Re: In the Image

Dave Koerner 818-354-8820 (davidk@nicmos.jpl.nasa.gov)
Fri, 31 May 1996 11:06:52 -0700 (PDT)

I found Dick's archived post on what it means to be "in the Image."

Do I hear right? --

Adam is not the progenitor of the human race, but is the first to be
"In His Image" by virtue of a covenant -- this covenant bears resemblance
to Abraham's and Christ's in some way (not at all clear). It entitles
Adam to "represent God" on the earth.

Is this really what everyone else means by "in the Image?" This sounds less
like a harmonization with science and more like a new "revelation" -- one
I'm not inclined to follow.

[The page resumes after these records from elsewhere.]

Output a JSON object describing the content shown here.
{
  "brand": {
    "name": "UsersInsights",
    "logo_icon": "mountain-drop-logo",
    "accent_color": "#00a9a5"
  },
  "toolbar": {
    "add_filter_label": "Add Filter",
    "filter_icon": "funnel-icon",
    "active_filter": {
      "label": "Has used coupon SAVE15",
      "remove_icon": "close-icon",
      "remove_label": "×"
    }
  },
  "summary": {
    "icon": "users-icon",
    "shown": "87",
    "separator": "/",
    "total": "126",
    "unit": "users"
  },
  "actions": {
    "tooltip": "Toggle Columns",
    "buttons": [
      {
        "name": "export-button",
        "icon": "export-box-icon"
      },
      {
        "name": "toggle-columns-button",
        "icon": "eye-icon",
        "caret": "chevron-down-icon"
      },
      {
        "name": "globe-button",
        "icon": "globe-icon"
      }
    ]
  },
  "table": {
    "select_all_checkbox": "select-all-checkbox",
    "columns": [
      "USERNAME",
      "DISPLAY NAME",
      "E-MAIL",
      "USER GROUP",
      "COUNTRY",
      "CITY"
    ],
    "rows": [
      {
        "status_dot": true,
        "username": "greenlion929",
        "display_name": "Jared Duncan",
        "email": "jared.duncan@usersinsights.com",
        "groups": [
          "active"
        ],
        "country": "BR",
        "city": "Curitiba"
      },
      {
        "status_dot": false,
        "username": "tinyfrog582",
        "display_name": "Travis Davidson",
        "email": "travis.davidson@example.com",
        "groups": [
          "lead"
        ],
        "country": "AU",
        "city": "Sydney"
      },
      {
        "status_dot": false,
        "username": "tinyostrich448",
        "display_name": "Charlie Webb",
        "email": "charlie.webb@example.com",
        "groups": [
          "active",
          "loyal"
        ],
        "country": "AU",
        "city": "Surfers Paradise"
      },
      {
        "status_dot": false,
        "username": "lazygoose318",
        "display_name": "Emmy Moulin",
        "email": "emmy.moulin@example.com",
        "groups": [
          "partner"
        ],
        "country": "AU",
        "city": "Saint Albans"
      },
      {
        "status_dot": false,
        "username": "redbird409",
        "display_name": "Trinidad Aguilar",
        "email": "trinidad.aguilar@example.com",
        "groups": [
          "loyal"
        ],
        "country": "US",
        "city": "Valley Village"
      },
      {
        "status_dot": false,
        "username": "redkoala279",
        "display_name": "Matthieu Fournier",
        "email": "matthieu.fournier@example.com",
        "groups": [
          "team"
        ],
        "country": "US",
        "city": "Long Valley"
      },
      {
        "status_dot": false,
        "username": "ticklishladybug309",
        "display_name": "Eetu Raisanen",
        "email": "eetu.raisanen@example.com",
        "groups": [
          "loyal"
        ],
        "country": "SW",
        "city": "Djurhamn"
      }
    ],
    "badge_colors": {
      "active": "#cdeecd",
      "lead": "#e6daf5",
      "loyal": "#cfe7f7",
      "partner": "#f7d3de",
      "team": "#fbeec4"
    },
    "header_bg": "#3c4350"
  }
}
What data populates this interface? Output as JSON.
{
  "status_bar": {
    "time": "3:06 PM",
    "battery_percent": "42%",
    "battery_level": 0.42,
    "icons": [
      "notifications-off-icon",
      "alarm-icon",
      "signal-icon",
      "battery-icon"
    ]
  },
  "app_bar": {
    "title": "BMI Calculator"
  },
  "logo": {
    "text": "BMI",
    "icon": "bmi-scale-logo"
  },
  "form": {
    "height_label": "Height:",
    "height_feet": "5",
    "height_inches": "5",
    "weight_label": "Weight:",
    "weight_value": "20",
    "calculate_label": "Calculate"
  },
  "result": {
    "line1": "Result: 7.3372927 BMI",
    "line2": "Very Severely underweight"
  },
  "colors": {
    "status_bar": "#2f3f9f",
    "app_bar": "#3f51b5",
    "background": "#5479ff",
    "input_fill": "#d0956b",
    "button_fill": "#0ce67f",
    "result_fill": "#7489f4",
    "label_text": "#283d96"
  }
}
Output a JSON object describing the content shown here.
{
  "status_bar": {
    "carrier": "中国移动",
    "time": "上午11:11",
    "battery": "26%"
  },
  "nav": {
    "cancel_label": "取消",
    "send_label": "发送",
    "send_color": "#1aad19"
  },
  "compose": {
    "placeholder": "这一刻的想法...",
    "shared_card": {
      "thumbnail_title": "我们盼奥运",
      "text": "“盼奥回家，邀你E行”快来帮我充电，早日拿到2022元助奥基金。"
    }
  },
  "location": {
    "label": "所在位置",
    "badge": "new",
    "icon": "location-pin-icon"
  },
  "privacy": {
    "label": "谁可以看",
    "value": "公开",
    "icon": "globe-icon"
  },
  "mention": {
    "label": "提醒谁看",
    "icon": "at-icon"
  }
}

In particular -- and this seems true for the
earlier Adam picture too -- there is such a selectivity about what to treat
as literal and what to interpret figuratively. Not a literal 6-day creation,
but a literal Adam and covenant, for example. I don't mean to offend,
but this seems very contrived. Why not just interpret all of early Genesis as
what it is -- an early Creation myth. The parable of Adam and Eve is likely
to have been created during countless re-tellings of stories, perhaps
originally about a real Adam character. That doesn't make it history, but
it makes it a psycho-spiritual tale about the development of moral conscience.
Surely this moral conscience has been 10's of thousands of years in the
making (at least) and didn't spring fully developed from one individual.

Isn't this the "simplest" hypothesis?